It feels almost indulgent to celebrate the Spring Equinox- also known as the Vernal Equinox- this year being as much of the US had no winter to speak of, but it still marks markedly improved weather to come for those of us in winter-having states… as well as more opportunities for Sangria at sunset! (And also, I always celebrate March 20th, the best day of the whole year.)
The Spring Equinox is not actually a date, so much as a time- the event itself occurred at 05:14 this morning. Technically, the term “equinox” can be broken down into Latin, meaning roughly “equal night,” and is an astronomical event when the sun’s axis is perfectly aligned over the equator. The Spring Equinox’s autumnal equivalent always occurs on September 22nd, and marks the darker half of the year, when nights are longer weather colder. (Unless you live in Australia, where it is like, the opposite, or something.)
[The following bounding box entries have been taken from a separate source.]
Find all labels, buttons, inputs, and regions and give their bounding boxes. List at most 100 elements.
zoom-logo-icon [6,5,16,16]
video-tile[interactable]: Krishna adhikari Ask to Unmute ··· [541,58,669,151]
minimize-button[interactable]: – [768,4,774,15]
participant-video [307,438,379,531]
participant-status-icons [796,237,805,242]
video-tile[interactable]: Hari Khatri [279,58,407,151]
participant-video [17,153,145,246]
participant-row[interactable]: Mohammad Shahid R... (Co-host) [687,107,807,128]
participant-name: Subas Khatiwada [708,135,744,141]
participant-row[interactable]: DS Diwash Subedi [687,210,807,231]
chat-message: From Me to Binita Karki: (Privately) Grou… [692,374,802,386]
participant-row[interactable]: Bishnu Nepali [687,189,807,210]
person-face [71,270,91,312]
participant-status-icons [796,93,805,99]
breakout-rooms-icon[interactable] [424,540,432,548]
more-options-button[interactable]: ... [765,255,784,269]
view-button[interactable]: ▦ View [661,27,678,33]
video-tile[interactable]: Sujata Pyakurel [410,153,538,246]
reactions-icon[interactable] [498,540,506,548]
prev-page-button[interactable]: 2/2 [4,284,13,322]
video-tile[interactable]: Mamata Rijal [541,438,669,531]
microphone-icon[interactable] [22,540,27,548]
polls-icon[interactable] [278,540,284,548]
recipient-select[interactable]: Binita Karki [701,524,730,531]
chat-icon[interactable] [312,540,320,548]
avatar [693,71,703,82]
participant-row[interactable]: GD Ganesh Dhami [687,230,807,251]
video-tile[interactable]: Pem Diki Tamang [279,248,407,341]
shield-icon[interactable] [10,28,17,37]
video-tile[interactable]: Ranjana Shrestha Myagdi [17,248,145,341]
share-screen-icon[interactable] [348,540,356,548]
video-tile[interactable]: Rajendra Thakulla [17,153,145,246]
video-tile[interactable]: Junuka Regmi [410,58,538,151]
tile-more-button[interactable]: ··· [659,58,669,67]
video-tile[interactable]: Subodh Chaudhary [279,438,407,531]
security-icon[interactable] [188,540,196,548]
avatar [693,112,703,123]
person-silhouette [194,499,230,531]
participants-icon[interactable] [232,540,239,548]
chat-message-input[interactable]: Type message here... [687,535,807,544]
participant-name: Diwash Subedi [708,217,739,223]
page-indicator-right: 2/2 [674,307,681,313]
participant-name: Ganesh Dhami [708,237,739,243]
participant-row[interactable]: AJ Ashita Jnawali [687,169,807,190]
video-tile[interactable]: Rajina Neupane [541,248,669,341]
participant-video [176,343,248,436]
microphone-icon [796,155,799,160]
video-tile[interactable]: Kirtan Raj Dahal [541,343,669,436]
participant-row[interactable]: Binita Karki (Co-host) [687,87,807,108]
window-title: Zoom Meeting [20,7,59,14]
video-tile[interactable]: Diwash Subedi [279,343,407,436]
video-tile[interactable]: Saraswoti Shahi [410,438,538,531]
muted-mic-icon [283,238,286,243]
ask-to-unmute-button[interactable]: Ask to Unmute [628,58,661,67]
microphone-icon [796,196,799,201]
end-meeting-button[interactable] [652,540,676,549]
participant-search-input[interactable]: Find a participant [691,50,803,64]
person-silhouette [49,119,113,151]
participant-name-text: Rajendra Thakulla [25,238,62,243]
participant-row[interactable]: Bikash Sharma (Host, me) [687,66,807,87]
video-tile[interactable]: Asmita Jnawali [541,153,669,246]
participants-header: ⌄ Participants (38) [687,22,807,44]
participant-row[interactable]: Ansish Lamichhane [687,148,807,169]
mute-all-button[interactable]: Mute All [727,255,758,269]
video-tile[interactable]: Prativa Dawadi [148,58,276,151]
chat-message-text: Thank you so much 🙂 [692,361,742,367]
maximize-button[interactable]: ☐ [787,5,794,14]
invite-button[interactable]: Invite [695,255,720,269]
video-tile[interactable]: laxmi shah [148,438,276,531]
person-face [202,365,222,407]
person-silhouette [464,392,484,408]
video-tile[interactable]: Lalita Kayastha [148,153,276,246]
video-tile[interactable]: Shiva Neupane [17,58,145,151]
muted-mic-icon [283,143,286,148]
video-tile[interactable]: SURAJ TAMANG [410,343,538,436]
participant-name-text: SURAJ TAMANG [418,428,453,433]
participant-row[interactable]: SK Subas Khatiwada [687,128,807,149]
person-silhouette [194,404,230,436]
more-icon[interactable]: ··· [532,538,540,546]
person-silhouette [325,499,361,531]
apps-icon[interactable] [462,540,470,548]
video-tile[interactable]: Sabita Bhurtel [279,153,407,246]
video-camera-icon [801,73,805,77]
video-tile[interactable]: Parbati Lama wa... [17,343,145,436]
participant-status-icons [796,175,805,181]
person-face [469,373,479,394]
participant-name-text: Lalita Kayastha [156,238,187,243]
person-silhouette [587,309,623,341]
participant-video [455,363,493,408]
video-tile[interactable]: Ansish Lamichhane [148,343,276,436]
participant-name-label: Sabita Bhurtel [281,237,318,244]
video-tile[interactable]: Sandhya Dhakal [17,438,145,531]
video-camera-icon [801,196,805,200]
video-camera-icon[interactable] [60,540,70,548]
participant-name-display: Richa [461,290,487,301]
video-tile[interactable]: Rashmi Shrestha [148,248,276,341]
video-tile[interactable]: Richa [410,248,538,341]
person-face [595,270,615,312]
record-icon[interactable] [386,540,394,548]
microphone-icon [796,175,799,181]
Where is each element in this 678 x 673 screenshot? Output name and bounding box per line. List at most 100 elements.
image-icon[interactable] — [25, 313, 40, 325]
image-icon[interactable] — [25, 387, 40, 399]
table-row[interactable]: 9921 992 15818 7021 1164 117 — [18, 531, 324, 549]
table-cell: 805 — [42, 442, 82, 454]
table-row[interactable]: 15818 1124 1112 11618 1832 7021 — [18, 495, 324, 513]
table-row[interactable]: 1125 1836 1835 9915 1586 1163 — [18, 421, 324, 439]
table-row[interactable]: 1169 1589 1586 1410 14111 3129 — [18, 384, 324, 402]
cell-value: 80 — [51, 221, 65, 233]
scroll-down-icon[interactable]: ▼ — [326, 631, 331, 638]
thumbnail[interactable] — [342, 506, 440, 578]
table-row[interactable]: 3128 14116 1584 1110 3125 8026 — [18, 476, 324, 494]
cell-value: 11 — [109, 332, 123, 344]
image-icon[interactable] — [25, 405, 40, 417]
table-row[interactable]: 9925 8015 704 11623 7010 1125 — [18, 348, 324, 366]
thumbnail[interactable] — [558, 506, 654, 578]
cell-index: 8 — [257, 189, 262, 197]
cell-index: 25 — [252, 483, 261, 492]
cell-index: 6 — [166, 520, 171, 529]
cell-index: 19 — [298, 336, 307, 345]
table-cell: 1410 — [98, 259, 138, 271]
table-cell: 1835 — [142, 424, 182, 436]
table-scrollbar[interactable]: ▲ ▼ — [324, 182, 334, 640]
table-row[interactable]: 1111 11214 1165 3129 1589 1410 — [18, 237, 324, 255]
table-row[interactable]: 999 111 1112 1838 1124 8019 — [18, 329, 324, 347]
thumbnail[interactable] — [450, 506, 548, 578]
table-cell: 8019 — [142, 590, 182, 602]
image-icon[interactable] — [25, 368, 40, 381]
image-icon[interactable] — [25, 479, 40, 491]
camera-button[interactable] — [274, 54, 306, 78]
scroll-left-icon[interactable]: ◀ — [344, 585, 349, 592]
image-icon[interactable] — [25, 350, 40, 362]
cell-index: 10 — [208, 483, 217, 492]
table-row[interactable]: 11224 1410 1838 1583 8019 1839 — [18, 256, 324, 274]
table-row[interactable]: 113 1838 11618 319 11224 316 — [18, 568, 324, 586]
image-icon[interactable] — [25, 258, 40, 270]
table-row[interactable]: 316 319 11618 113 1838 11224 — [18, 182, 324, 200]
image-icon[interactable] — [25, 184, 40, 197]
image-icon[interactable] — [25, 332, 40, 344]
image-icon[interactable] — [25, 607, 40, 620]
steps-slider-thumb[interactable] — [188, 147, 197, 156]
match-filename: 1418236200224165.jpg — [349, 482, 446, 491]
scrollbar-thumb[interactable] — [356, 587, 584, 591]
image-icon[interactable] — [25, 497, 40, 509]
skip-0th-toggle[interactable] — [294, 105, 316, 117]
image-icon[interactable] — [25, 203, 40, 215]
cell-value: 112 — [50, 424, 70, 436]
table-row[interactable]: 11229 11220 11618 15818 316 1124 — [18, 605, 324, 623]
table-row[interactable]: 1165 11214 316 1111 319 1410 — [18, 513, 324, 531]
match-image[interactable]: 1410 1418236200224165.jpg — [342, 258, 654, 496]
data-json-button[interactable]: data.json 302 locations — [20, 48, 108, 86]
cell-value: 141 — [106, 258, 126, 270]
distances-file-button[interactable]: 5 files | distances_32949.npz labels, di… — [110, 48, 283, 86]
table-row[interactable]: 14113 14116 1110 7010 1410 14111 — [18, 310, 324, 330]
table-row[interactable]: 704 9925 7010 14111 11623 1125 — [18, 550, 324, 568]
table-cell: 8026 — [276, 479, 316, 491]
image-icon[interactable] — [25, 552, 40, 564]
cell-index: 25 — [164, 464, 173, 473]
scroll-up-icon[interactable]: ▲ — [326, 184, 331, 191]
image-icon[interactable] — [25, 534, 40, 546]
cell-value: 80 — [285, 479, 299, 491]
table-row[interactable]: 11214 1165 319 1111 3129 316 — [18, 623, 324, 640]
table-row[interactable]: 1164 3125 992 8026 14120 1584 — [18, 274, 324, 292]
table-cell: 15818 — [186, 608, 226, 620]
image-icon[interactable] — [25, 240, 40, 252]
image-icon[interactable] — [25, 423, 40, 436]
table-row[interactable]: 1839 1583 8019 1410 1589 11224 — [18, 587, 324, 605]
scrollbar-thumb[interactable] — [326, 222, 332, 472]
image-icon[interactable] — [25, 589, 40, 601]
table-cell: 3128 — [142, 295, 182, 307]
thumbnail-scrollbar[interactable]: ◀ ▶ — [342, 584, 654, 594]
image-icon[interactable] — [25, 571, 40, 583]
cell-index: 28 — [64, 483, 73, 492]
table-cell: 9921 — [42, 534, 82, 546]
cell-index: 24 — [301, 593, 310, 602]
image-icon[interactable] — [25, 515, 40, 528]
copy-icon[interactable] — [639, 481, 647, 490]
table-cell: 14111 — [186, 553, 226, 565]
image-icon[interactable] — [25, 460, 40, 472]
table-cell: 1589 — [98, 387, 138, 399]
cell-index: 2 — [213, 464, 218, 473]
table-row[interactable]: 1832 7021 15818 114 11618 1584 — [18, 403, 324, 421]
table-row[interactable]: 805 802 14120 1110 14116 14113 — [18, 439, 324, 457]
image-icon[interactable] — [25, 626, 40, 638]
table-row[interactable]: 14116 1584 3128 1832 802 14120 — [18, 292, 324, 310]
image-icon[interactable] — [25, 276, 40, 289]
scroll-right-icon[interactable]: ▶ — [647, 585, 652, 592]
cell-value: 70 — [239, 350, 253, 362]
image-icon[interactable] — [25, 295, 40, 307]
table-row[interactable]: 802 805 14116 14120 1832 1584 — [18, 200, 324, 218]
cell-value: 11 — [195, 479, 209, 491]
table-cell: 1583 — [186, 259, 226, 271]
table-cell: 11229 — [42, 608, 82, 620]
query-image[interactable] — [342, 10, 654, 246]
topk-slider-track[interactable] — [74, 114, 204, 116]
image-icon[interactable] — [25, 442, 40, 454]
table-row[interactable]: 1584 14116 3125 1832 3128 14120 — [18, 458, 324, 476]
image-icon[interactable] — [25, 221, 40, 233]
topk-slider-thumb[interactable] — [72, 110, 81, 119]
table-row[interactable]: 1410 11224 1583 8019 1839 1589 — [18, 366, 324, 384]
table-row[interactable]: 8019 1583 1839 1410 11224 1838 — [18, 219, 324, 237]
Given that until the last few centuries or so, humanity was rather superstitious, such a momentous astronomical event is of course imbued with many (mostly false) traditions and beliefs. Many Earthlings believe that balancing eggs, brooms or other difficult to balance items is easier on this day, but alas, that’s down to confirmation bias.
Earthsky.com explains that while our ancestors may not have as fully understood the meaning of the Spring Equinox and its counterpart, there have always been observable phenomena linked with the day:
“If they thought in terms of four directions, they might also have learned a fact of nature that occurs whenever there’s an equinox – whenever the sun crosses the celestial equator. Since the celestial equator intersects the horizon at due east and due west, the sun rises due east and sets due west on the day of the equinox, as seen from everywhere on the globe.”
Notably, scientists now are trying to get the terms widely accepted to be “March Equinox” and “September Equinox” rather than “Spring Equinox” and “Autumnal Equinox” to avoid “Northern hemisphere bias,” which exists- are you looking forward to longer days?